Chicago has already shored up some of the pieces they lost by brining in Juan Castillo as the new offensive line coach, hoping that will help that unit become a more physical and consistent group. None of the new hires will matter if the offensive coordinator spot is not filled with a bright mind who has a successful track record of running an offense.

I fully understand the trend to get younger and bring in a new mindset, but one coach is starting to show interest in taking the Bears job, which would be a prominent hire if available. That man happens to be former Giants head coach Pat Shurmur. Most coaches tend to want to take some time away from the game after they get fired from an organization. Shurmur doesn’t appear to be one of those guys as he has expressed interest in the Bears OC vacancy.

Not only does Shurmur want to keep coaching in 2020, but he will be a highly sought-after man, especially for offensive coordinator positions, which is something the Bears currently have left to fill. Despite not being very successful in two stints as a head coach, his credentials are second to none regarding what you look for in an offensive coordinator.

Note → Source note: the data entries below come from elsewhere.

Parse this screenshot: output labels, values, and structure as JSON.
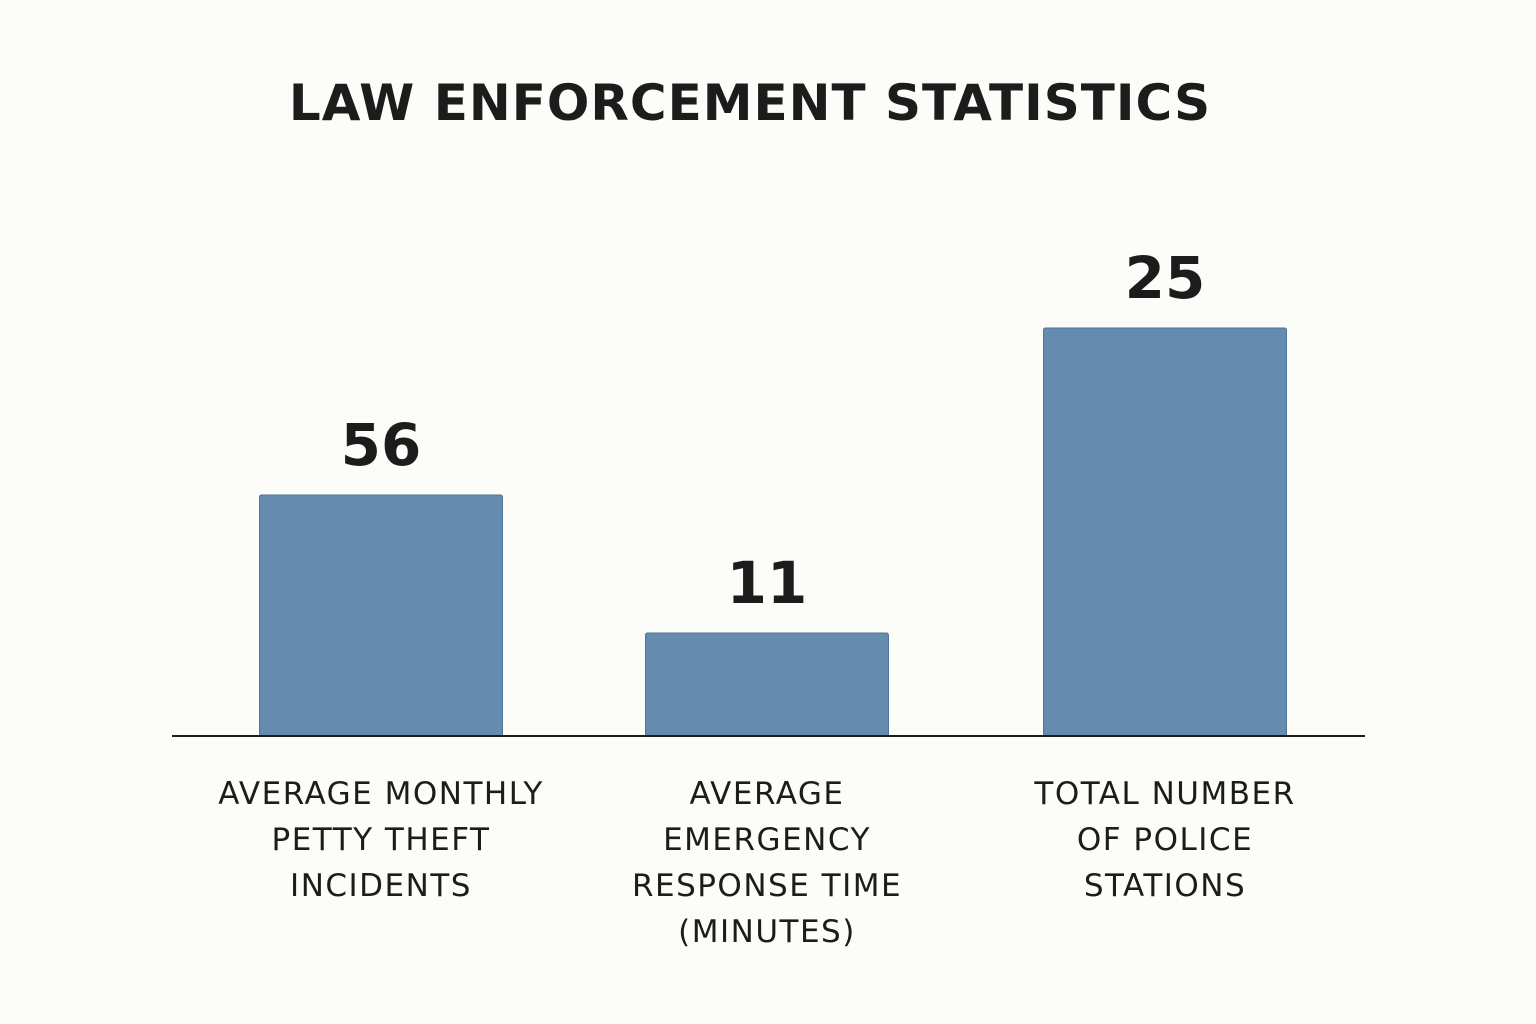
{
  "chart_data": {
    "type": "bar",
    "title": "LAW ENFORCEMENT STATISTICS",
    "categories": [
      "AVERAGE MONTHLY PETTY THEFT INCIDENTS",
      "AVERAGE EMERGENCY RESPONSE TIME (MINUTES)",
      "TOTAL NUMBER OF POLICE STATIONS"
    ],
    "category_lines": [
      [
        "AVERAGE MONTHLY",
        "PETTY THEFT",
        "INCIDENTS"
      ],
      [
        "AVERAGE",
        "EMERGENCY",
        "RESPONSE TIME",
        "(MINUTES)"
      ],
      [
        "TOTAL NUMBER",
        "OF POLICE",
        "STATIONS"
      ]
    ],
    "values": [
      56,
      11,
      25
    ],
    "data_labels": [
      "56",
      "11",
      "25"
    ],
    "xlabel": "",
    "ylabel": "",
    "grid": false,
    "legend": "none",
    "colors": {
      "bar": "#658bae",
      "bar_edge": "#4f7598",
      "axis": "#1c1c1c",
      "text": "#1c1c1c",
      "background": "#fcfcf8"
    }
  }
}
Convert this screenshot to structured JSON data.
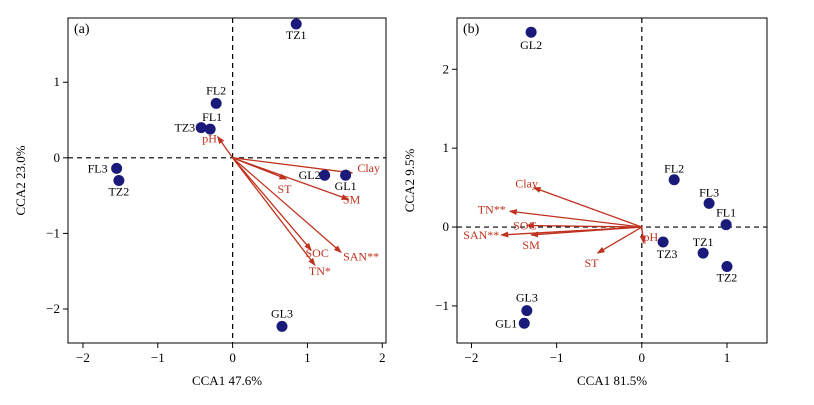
{
  "colors": {
    "point": "#1a1a7a",
    "arrow": "#c0321e",
    "axis": "#000000"
  },
  "chart_data": [
    {
      "type": "scatter",
      "panel_label": "(a)",
      "xlabel": "CCA1 47.6%",
      "ylabel": "CCA2 23.0%",
      "xlim": [
        -2.2,
        2.05
      ],
      "ylim": [
        -2.45,
        1.85
      ],
      "xticks": [
        -2,
        -1,
        0,
        1,
        2
      ],
      "yticks": [
        -2,
        -1,
        0,
        1
      ],
      "sites": [
        {
          "label": "TZ1",
          "x": 0.85,
          "y": 1.77
        },
        {
          "label": "FL2",
          "x": -0.22,
          "y": 0.72
        },
        {
          "label": "FL1",
          "x": -0.3,
          "y": 0.38
        },
        {
          "label": "TZ3",
          "x": -0.42,
          "y": 0.4
        },
        {
          "label": "GL2",
          "x": 1.23,
          "y": -0.23
        },
        {
          "label": "GL1",
          "x": 1.51,
          "y": -0.23
        },
        {
          "label": "FL3",
          "x": -1.55,
          "y": -0.14
        },
        {
          "label": "TZ2",
          "x": -1.52,
          "y": -0.3
        },
        {
          "label": "GL3",
          "x": 0.66,
          "y": -2.23
        }
      ],
      "vectors": [
        {
          "label": "pH",
          "x": -0.2,
          "y": 0.28
        },
        {
          "label": "Clay",
          "x": 1.6,
          "y": -0.2
        },
        {
          "label": "ST",
          "x": 0.72,
          "y": -0.28
        },
        {
          "label": "SM",
          "x": 1.55,
          "y": -0.55
        },
        {
          "label": "SOC",
          "x": 1.05,
          "y": -1.22
        },
        {
          "label": "SAN**",
          "x": 1.45,
          "y": -1.25
        },
        {
          "label": "TN*",
          "x": 1.1,
          "y": -1.42
        }
      ]
    },
    {
      "type": "scatter",
      "panel_label": "(b)",
      "xlabel": "CCA1 81.5%",
      "ylabel": "CCA2 9.5%",
      "xlim": [
        -2.17,
        1.47
      ],
      "ylim": [
        -1.47,
        2.65
      ],
      "xticks": [
        -2,
        -1,
        0,
        1
      ],
      "yticks": [
        -1,
        0,
        1,
        2
      ],
      "sites": [
        {
          "label": "GL2",
          "x": -1.3,
          "y": 2.47
        },
        {
          "label": "FL2",
          "x": 0.38,
          "y": 0.6
        },
        {
          "label": "FL3",
          "x": 0.79,
          "y": 0.3
        },
        {
          "label": "FL1",
          "x": 0.99,
          "y": 0.03
        },
        {
          "label": "TZ1",
          "x": 0.72,
          "y": -0.33
        },
        {
          "label": "TZ3",
          "x": 0.25,
          "y": -0.19
        },
        {
          "label": "TZ2",
          "x": 1.0,
          "y": -0.5
        },
        {
          "label": "GL3",
          "x": -1.35,
          "y": -1.06
        },
        {
          "label": "GL1",
          "x": -1.38,
          "y": -1.22
        }
      ],
      "vectors": [
        {
          "label": "Clay",
          "x": -1.27,
          "y": 0.5
        },
        {
          "label": "TN**",
          "x": -1.55,
          "y": 0.2
        },
        {
          "label": "SOC",
          "x": -1.35,
          "y": 0.02
        },
        {
          "label": "SAN**",
          "x": -1.65,
          "y": -0.1
        },
        {
          "label": "SM",
          "x": -1.3,
          "y": -0.1
        },
        {
          "label": "ST",
          "x": -0.52,
          "y": -0.33
        },
        {
          "label": "pH",
          "x": 0.02,
          "y": -0.2
        }
      ]
    }
  ]
}
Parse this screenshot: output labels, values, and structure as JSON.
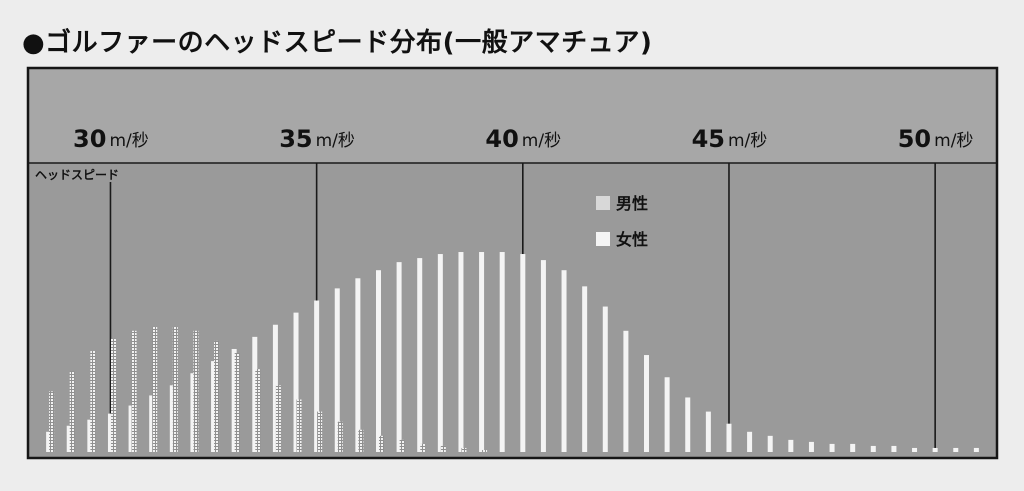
{
  "title": "●ゴルファーのヘッドスピード分布(一般アマチュア)",
  "colors": {
    "panel": "#9a9a9a",
    "header_band": "#a7a7a7",
    "bar": "#f4f4f4",
    "guide_line": "#1a1a1a",
    "frame": "#161616"
  },
  "chart_data": {
    "type": "bar",
    "xlabel": "ヘッドスピード",
    "unit": "m/秒",
    "x_ticks": [
      {
        "value": 30,
        "label": "30",
        "unit": "m/秒"
      },
      {
        "value": 35,
        "label": "35",
        "unit": "m/秒"
      },
      {
        "value": 40,
        "label": "40",
        "unit": "m/秒"
      },
      {
        "value": 45,
        "label": "45",
        "unit": "m/秒"
      },
      {
        "value": 50,
        "label": "50",
        "unit": "m/秒"
      }
    ],
    "xlim": [
      28,
      51.5
    ],
    "ylim": [
      0,
      100
    ],
    "legend": {
      "position": "top-center",
      "entries": [
        "男性",
        "女性"
      ]
    },
    "series": [
      {
        "name": "男性",
        "pattern": "solid",
        "x": [
          28.5,
          29,
          29.5,
          30,
          30.5,
          31,
          31.5,
          32,
          32.5,
          33,
          33.5,
          34,
          34.5,
          35,
          35.5,
          36,
          36.5,
          37,
          37.5,
          38,
          38.5,
          39,
          39.5,
          40,
          40.5,
          41,
          41.5,
          42,
          42.5,
          43,
          43.5,
          44,
          44.5,
          45,
          45.5,
          46,
          46.5,
          47,
          47.5,
          48,
          48.5,
          49,
          49.5,
          50,
          50.5,
          51
        ],
        "values": [
          10,
          13,
          16,
          19,
          23,
          28,
          33,
          39,
          45,
          51,
          57,
          63,
          69,
          75,
          81,
          86,
          90,
          94,
          96,
          98,
          99,
          99,
          99,
          98,
          95,
          90,
          82,
          72,
          60,
          48,
          37,
          27,
          20,
          14,
          10,
          8,
          6,
          5,
          4,
          4,
          3,
          3,
          2,
          2,
          2,
          2
        ]
      },
      {
        "name": "女性",
        "pattern": "dotted",
        "x": [
          28.5,
          29,
          29.5,
          30,
          30.5,
          31,
          31.5,
          32,
          32.5,
          33,
          33.5,
          34,
          34.5,
          35,
          35.5,
          36,
          36.5,
          37,
          37.5,
          38,
          38.5,
          39
        ],
        "values": [
          30,
          40,
          50,
          56,
          60,
          62,
          62,
          60,
          55,
          49,
          41,
          33,
          26,
          20,
          15,
          11,
          8,
          6,
          4,
          3,
          2,
          1
        ]
      }
    ]
  }
}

Also, the Bears did interview Shurmur for their head coaching gig before ultimately giving the job to Nagy, so the organization has liked him for a few years now. Nagy also has a great relationship with him as the two of them crossed paths in Philadelphia, making this a logical destination for him, given the connections he has with both the coaching staff and the organization.

Despite all the connections, does the fit to bring in Shurmur even make sense? You bet it does. This is the type of offensive coordinator you should be lining up to scoop up even with his poor head coaching record. Some coaches are not cut out to be head coaches, and Shurmur may be one of those men. He does, however, know how to run an offense, and his career track record can certainly back that up.

Shurmur checks three boxes that the Bears should be looking for when deciding on who to bring is as their coordinator. The first box is the most important, which is his successful history of being a great play-caller. Look at the last coordinator job he had with the Vikings. Shurmur lost Sam Bradford after week one and had to work with Case Keenum the rest of the way. Not only was that not a problem, but Keenum went on to have his best year as a pro, ultimately signing an excellent free-agent deal with Denver. Keenum hasn’t done much since so Shurmur can be credited with that success story.

The second box that he checks off is a coordinator that has head coaching experience. Although limited at that, five years as a head coach, Shurmur knows what it takes to be a head coach in this league, and Nagy, as well as the other offensive coaches, would benefit by having him bounce ideas off them in the meeting rooms. The final box could end up being the most important one even more so than play-calling, which happens to be the history of quarterback development under Shurmur.

Going back to what Keenum was able to accomplish under Shurmur and even Rookie Daniel Jones this season in New York, Mitch Trubisky should be on the phone right now trying to reel this man in. Shurmur as always understood how an offense should be run and takes the time to put the team in the best position possible with the way he calls his plays. That is how you groom a quarterback to become the best they can be.

Yes, we saw Trubisky grow a ton as a QB this season, but there were still a lot of inconsistencies in his game. If Shurmur were to come here, not only would he hold Trubisky to a high standard, but he would be able to get the most out of him while morphing the offense to what Mitch does best. That should not only make Trubisky more comfortable overall, but you should see way more consistencies top to bottom. All these qualities are something the Bears need to be looking for when picking their next OC.

Given the long and successful track record has had calling plays for the Browns, Rams, Giants, Eagles, and Vikings, I wonder if Shurmur would wait for an opportunity to become the CEO of an offense where he would be the full-time play-caller instead of coming to Chicago where he would be second in command behind Nagy. Yes, Nagy could give up his play-calling duties in favor of Shurmur, but I just don’t see that happening. At least not yet.

Both Nagy and Shurmur are great offensive minds and would probably work very well together. Yes, some coaches like Sean McVay, Kyle Shannahan, and Andy Reid are great when it comes to being both play-caller and Head Coach, but not many others have had continued success at doing both. Nagy was great at it last season, but couldn’t rediscover the magic this year.

Bringing in a guy like Shurmur may help Nagy realize that he doesn’t need to do everything and may give up complete control of the offense should he feel Shurmur is more adequate to run things better. Obviously, at this point, we don’t know what the Bears plans are, but what we do know is that there is a fit here, and the Bears should be looking to snatch him up sooner rather than later.